E intanto vi informo che ho iniziato ad andare allo stadio da bambina, ho avuto l'abbonamento in curva più di un anno, conosco ragazze che giocano a calcio e a calcetto, e mentre scrivevo questo post guardavo il Bologna vincere una partita ed ho pure individuato diversi fuorigioco!

martedì 3 aprile 2012

Workaholism e altri malanni

Workaholism è la sindrome da dipendenza dal lavoro, ovvero il comportamento patologico, un vero e proprio disturbo ossessivo-compulsivo,  di una persona troppo dedita al lavoro e che pone in secondo piano la sua vita sociale e familiare sino a causare danni a se stessa, al coniuge, ai figli. 
Ogni tanto voi vi sentite così stakanovisti da sfociare nell'ossessione, nella malattia? Riuscite sempre a dare il giusto ordine di priorità a scadenze e impegni, nella vita lavorativa ma non solo? Quante volte avete rinunciato ad una serata piacevole per lavoro? Quante volte un'emergenza sul lavoro vi ha guastato un programma che pregustavate già da tempo??? (che poi, parliamone... quali sono le emergenze sul lavoro?una mia collega romana e romanesca diceva sempre.. emergenze, non siamo mica medici!)
Ogni tanto capita, così come ultimamente mi sta capitando di fare tardi in ufficio, di slavoricchiare di sera, di accendere il pc aziendale nel week end... il lavoro mi piace, mi sento responsabilizzata, e così un po' di extra time vien da sè!

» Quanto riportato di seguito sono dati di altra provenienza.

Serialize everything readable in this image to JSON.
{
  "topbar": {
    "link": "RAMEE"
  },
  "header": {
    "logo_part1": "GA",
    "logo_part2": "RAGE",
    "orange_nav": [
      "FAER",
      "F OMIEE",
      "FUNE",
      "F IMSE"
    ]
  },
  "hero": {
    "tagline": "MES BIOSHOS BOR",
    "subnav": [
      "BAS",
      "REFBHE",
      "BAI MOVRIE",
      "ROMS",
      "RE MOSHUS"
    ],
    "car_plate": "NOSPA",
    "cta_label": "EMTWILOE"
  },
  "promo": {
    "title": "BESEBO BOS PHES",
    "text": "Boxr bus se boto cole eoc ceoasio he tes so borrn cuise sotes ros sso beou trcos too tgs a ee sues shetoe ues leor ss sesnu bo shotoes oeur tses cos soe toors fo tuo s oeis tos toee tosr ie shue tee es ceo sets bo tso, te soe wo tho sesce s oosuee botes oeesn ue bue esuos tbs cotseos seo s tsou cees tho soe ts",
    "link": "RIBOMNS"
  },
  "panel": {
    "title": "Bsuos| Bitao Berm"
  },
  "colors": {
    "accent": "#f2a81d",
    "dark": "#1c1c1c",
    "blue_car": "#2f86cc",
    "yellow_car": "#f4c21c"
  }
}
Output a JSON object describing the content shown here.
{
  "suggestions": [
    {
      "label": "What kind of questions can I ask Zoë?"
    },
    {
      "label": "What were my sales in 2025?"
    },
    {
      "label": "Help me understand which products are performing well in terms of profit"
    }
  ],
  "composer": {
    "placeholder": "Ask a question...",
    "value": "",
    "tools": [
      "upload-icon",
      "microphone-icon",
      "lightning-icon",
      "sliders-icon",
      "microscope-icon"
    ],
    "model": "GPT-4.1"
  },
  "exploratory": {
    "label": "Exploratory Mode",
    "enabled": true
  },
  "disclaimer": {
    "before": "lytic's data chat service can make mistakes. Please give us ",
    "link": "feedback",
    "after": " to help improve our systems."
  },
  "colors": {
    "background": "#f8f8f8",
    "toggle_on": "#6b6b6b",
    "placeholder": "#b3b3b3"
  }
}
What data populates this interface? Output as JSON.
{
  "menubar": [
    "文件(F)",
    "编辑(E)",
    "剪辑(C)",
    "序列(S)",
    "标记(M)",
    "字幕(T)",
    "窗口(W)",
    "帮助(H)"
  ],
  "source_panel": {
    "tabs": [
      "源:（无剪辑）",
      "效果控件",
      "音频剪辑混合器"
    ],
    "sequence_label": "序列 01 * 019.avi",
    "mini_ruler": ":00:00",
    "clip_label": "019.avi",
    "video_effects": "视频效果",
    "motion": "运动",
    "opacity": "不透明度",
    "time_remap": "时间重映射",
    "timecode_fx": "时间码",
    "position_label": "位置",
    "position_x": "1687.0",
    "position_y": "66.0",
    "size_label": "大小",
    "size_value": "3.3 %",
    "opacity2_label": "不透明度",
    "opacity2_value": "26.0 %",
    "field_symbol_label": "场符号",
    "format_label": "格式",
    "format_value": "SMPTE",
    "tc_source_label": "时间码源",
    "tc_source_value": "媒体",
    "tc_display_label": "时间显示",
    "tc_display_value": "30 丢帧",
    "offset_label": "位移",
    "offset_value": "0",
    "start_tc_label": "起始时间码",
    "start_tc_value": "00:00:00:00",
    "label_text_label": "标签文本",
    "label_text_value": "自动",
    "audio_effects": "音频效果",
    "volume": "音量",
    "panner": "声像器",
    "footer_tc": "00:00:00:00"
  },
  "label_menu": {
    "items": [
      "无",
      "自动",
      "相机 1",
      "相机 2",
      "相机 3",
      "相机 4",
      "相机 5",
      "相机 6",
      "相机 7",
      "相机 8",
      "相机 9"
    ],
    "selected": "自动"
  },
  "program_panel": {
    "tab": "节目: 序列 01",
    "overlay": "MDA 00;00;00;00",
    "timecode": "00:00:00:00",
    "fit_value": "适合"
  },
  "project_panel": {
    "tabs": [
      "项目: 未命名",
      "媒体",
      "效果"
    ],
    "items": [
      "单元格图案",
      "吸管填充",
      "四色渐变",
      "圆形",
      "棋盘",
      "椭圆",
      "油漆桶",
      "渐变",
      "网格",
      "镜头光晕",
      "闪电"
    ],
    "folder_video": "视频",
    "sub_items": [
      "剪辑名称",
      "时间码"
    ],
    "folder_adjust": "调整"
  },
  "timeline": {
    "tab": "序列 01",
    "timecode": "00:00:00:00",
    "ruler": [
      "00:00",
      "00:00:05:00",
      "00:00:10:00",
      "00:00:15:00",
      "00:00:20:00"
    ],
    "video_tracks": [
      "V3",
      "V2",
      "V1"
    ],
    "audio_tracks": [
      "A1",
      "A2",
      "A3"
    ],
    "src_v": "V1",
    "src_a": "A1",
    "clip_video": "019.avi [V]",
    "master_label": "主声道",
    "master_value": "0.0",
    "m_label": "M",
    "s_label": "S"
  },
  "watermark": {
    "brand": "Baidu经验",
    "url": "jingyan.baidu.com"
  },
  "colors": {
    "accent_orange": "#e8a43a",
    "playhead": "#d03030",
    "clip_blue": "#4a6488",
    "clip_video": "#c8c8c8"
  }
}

Mi sembra normale essere sempre a disposizione, far tardi la sera, mostrarmi sempre disponibile, come se fosse scontato che io debba lavorare anche da casa o in ferie... Tanto che ultimamente sono stata accusata di "essermi venduta al capitalismo...". Va bè, a parte le gag e le esagerazioni, ho iniziato a riflettere..
Perchè si finisce ad essere ossessionati dal lavoro? Perchè ci si riduce a mettere il lavoro prima di tutto? 
Per soldi (...lì c'è poco da riflettere -almeno per me, visto che non mi pagano gli straordinari!), per fare carriera, per senso del dovere, perchè non si sa dire di no? A volte è per materialismo, altre volte è per dimostrare le proprie capacità, o semplicemente perchè si prova piacere a fare il proprio lavoro.
Io non sono certamente un caso patologico, ma, ogni tanto, inizio a sentire quella soddisfazione interiore per il lavoro che sto facendo, che mi spinge a fare di più.. bello, una bella sensazione,un privilegio, anche se non vorrei farmi prendere dall'entusiasmo fino a finire dritta dritta nella dipendenza del 2000!
L'antidoto a questa dipendenza? Continuare ad essere attivi, avere milioni di impegni, far parte di ognii associazione vi si presenti di fronte, fare volontariato, partecipare ad assemblee, cineforum, incontri di lettura.
Lavorare tanto va bene. Mi sento disponibile e flessibile (almeno in questa fase della mia vita), fare tardi in ufficio quando proprio è necessario non mi spaventa, ma la cosa che temo di più è che la mia vita si trasformi solo ed esclusivamente nel mio lavoro.
No, questo non mi capiterà, c'è tutto un mondo ... fuori dal mio open space.

domenica 11 marzo 2012

L'angelo del focolare

Passato l'8 marzo anche quest'anno, rimangono come al solito un po' di buoni propositi, una marea di dati che ci spiegano quanto ancora dobbiamo fare per la parità uomo-donna e un po' di rivendicazioni femminili in più. Al di là delle frasi fatte, degli auguri e delle mimose (che comunque, dai, fa piacere ricevere) cosa rimane dello spirito dell'8 marzo nella vita di tutti i giorni? Quei principi di uguaglianza e di pari opportunità che a tanti di noi sembrano così scontati ed ormai affermati, sono davvero patrimonio comune di tutti in Italia? La strada verso la parità fra uomini e donne, in tutti i settori, è una strada tracciata e lineare, con una rotta definita verso cui ci stiamo dirigendo, o è una meta difficile da raggiungere e ancora lontana?
Sono rimasta sconvolta nel leggere un articolo delirante su internet, su un sito che non linkerò, perchè proprio non voglio fargli pubblicità, in cui si spiegava come la vera vocazione delle donne sia la casa e la famiglia, e che la pretesa che le donne lavorino ha solo contribuito alla distruzione delle famiglie e all'aumento dei divorzi...
No. non sto scherzando. 
Era un articolo serio e recente, e nei pezzi più pazzeschi recitava testualmente così...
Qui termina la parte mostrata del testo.